Their book begins by describing some major phenomena that classical physics could not explain (black-body radiation, photoelectric effect, low-temperature specific heats and atomic spectra), then show how one simple concept--the quantization of energy--could correctly reproduce these results.

Moses and Vadim then describe the origin of Louis DeBroglie's hypothesis--that matter possesses a wave-like nature whose wavelength DeBroglie could calculate. Altho this textbook confines itself to non-relativistic quantum mechanics, I was surprised (one surprise of many) to discover that DeBroglie's calculation was motivated by special relativity which means that his discovery is deeper than necessary and transcends its non-relativistic buddies such as the Schrödinger equation.

Using the DB hypothesis to physically justify energy quantization (similar to the way that resonance modes quantize the notes of stringed instruments), Moses and Vadim then use the Superposition Principle for waves to construct an "embryonic quantum mechanics" from which much more good physics can be derived without yet mentioning the Schrödinger Equation.

This book includes in-depth discussions (always accompanied by Moses and Vadim's dependable pitfall warning signs) of most of the conventional topics in quantum theory including Hilbert space, Dirac notation, angular momentum, scattering theory, band structure, quantum tunneling, density matrices, Kaon and neutrino oscillations, quantum entanglement, CHSH, POVMs, CNOT and XOR gates, the Bloch sphere, Zeno's paradox, Schrödinger's Cat, and much much more.

Moses and Vadim also introduce a novel topic they call "submissive quantum mechanics" in which they show how to manipulate potentials to create customized wave functions never before realized in nature--a useful skill that may prove profitable in the emerging field of nanotechnology.

Again and again while reading this book I got the feeling of a wise adviser at my side.
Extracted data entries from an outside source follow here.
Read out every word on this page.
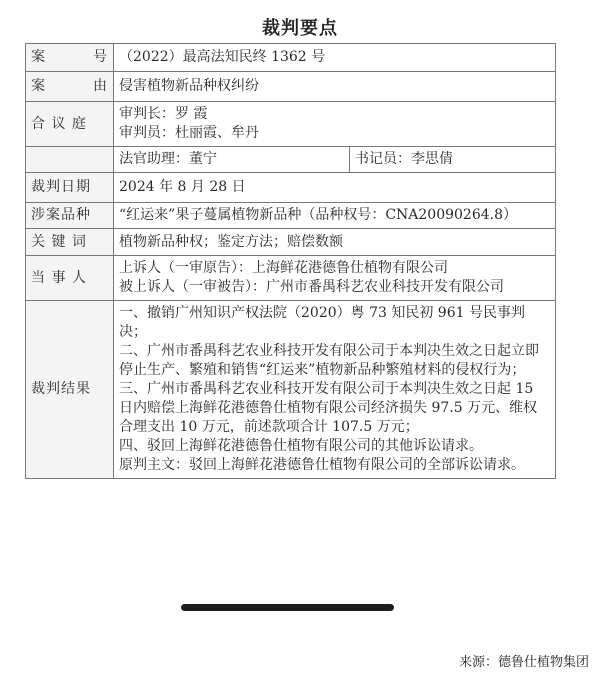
裁判要点
案 号	（2022）最高法知民终 1362 号	

案 由	侵害植物新品种权纠纷	
合 议 庭	审判长：罗 霞
审判员：杜丽霞、牟丹	

	法官助理：董宁	书记员：李思倩
裁判日期	2024 年 8 月 28 日	
涉案品种	“红运来”果子蔓属植物新品种（品种权号：CNA20090264.8）	
关 键 词	植物新品种权；鉴定方法；赔偿数额	
当 事 人	上诉人（一审原告）：上海鲜花港德鲁仕植物有限公司
被上诉人（一审被告）：广州市番禺科艺农业科技开发有限公司	

裁判结果	一、撤销广州知识产权法院（2020）粤 73 知民初 961 号民事判决；
二、广州市番禺科艺农业科技开发有限公司于本判决生效之日起立即停止生产、繁殖和销售“红运来”植物新品种繁殖材料的侵权行为；
三、广州市番禺科艺农业科技开发有限公司于本判决生效之日起 15 日内赔偿上海鲜花港德鲁仕植物有限公司经济损失 97.5 万元、维权合理支出 10 万元，前述款项合计 107.5 万元；
四、驳回上海鲜花港德鲁仕植物有限公司的其他诉讼请求。
原判主文：驳回上海鲜花港德鲁仕植物有限公司的全部诉讼请求。	
来源：德鲁仕植物集团
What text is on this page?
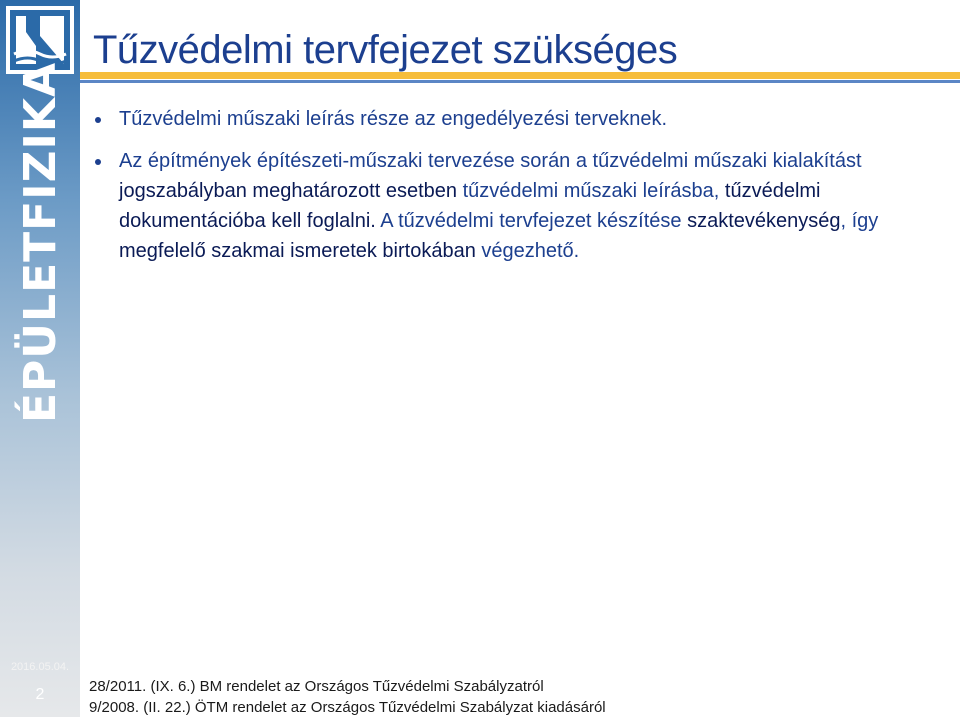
ÉPÜLETFIZIKA
2016.05.04.
2
Tűzvédelmi tervfejezet szükséges
Tűzvédelmi műszaki leírás része az engedélyezési terveknek.
Az építmények építészeti-műszaki tervezése során a tűzvédelmi műszaki kialakítást jogszabályban meghatározott esetben tűzvédelmi műszaki leírásba, tűzvédelmi dokumentációba kell foglalni. A tűzvédelmi tervfejezet készítése szaktevékenység, így megfelelő szakmai ismeretek birtokában végezhető.
28/2011. (IX. 6.) BM rendelet az Országos Tűzvédelmi Szabályzatról
9/2008. (II. 22.) ÖTM rendelet az Országos Tűzvédelmi Szabályzat kiadásáról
The ratio of explanatory text to equations is large--resulting in a lucidity reminiscent of the classic Feynman Lectures as well as Quantum Theory by David Bohm.

Besides devising the shortest proof of Bell's theorem, Nick Herbert's main claim to physics fame is his FLASH (First Laser-Amplified Superluminal Hookup) proposal which purported to send signals faster-than-light using a "laser-like device" to clone single photons. The FLASH proposal was refuted by Wooters and Zurek who proved that "a single (unknown) photon cannot be cloned", a result which crucially limits what quantum computers can do--for instance, when quantum hard drives or quantum DVDs are built, the no-cloning theorem provides automatic copy protection courtesy of the laws of physics.
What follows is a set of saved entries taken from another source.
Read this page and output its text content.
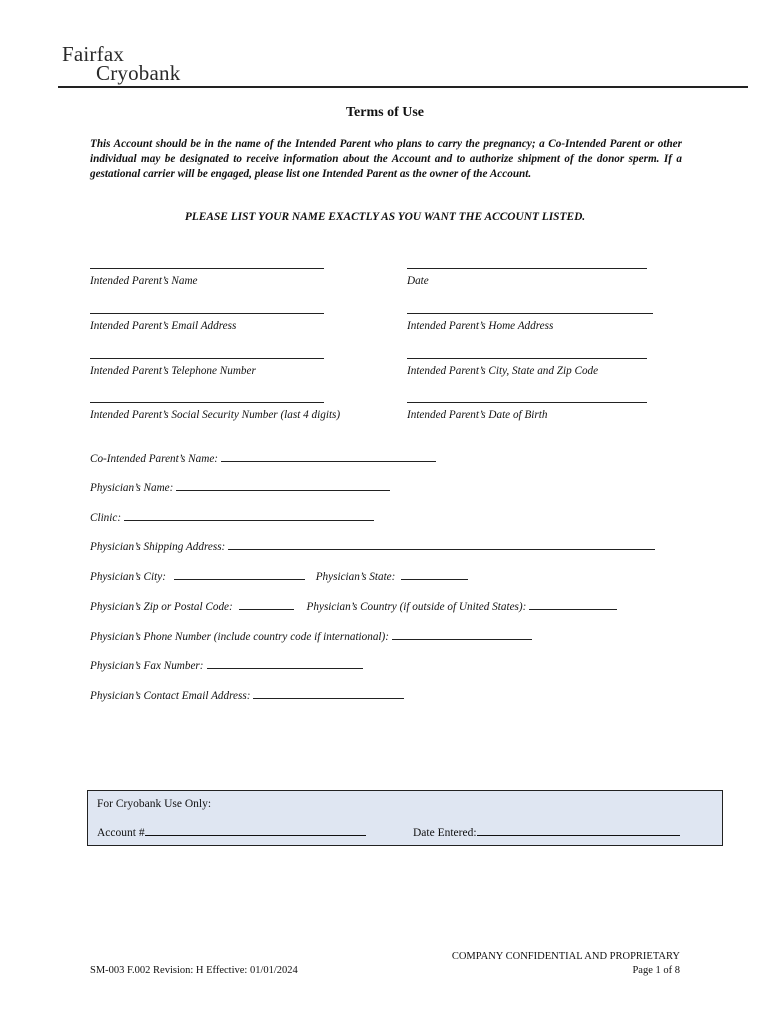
Fairfax
Cryobank
Terms of Use
This Account should be in the name of the Intended Parent who plans to carry the pregnancy; a Co-Intended Parent or other individual may be designated to receive information about the Account and to authorize shipment of the donor sperm. If a gestational carrier will be engaged, please list one Intended Parent as the owner of the Account.
PLEASE LIST YOUR NAME EXACTLY AS YOU WANT THE ACCOUNT LISTED.
Intended Parent’s Name	Date
Intended Parent’s Email Address	Intended Parent’s Home Address
Intended Parent’s Telephone Number	Intended Parent’s City, State and Zip Code
Intended Parent’s Social Security Number (last 4 digits)	Intended Parent’s Date of Birth
Co-Intended Parent’s Name:
Physician’s Name:
Clinic:
Physician’s Shipping Address:
Physician’s City:	Physician’s State:
Physician’s Zip or Postal Code:	Physician’s Country (if outside of United States):
Physician’s Phone Number (include country code if international):
Physician’s Fax Number:
Physician’s Contact Email Address:
For Cryobank Use Only:
Account #	Date Entered:
COMPANY CONFIDENTIAL AND PROPRIETARY
Page 1 of 8
SM-003 F.002 Revision: H Effective: 01/01/2024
Naturally I was curious about how Moses and Vadim would deal with my FLASH proposal in their hyper-informative "Mechanic's Manual" style. In this I was not disappointed.

The authors agree that the W&Z "no perfect cloning of unknown states" proof definitively refutes my FLASH proposal. But what about "imperfect cloning"?, they ask. And what about the cloning of states that are not completely unknown but part of a small prearranged set of known states? Moses and Vadim carefully consider these loopholes (and a few more) to the standard FLASH refutation and definitively decide that FLASH won't work. But in the course of their detailed refutation the reader learns a lot about quantum cloning machines.

This book is a wonderful Mechanic's Manual crammed full of intimate details about the operation of one of the most elegant intellectual sports cars we possess--the theory of non-relativistic quantum mechanics. But in addition to this Mechanic's Manual, I urge you to also purchase an Owner's Manual of your choice, a book that you can use to solve everyday problems in simple ways. (My own favorite Owner's Manual is the classic text by Leonard Schiff from which I learned QM in those bygone days when the world's largest particle accelerator was the Berkeley Bevatron.)

But next to your trusted Owner's Manual, be sure to include this helpful Mechanic's Manual on your book shelf, both to deepen your knowledge of quantum mechanics and to help you avoid some of its more obvious pitfalls.

This book is perfect for those quantum mechanics who know how to fix Volkswagons and now want to go to work on Porsches.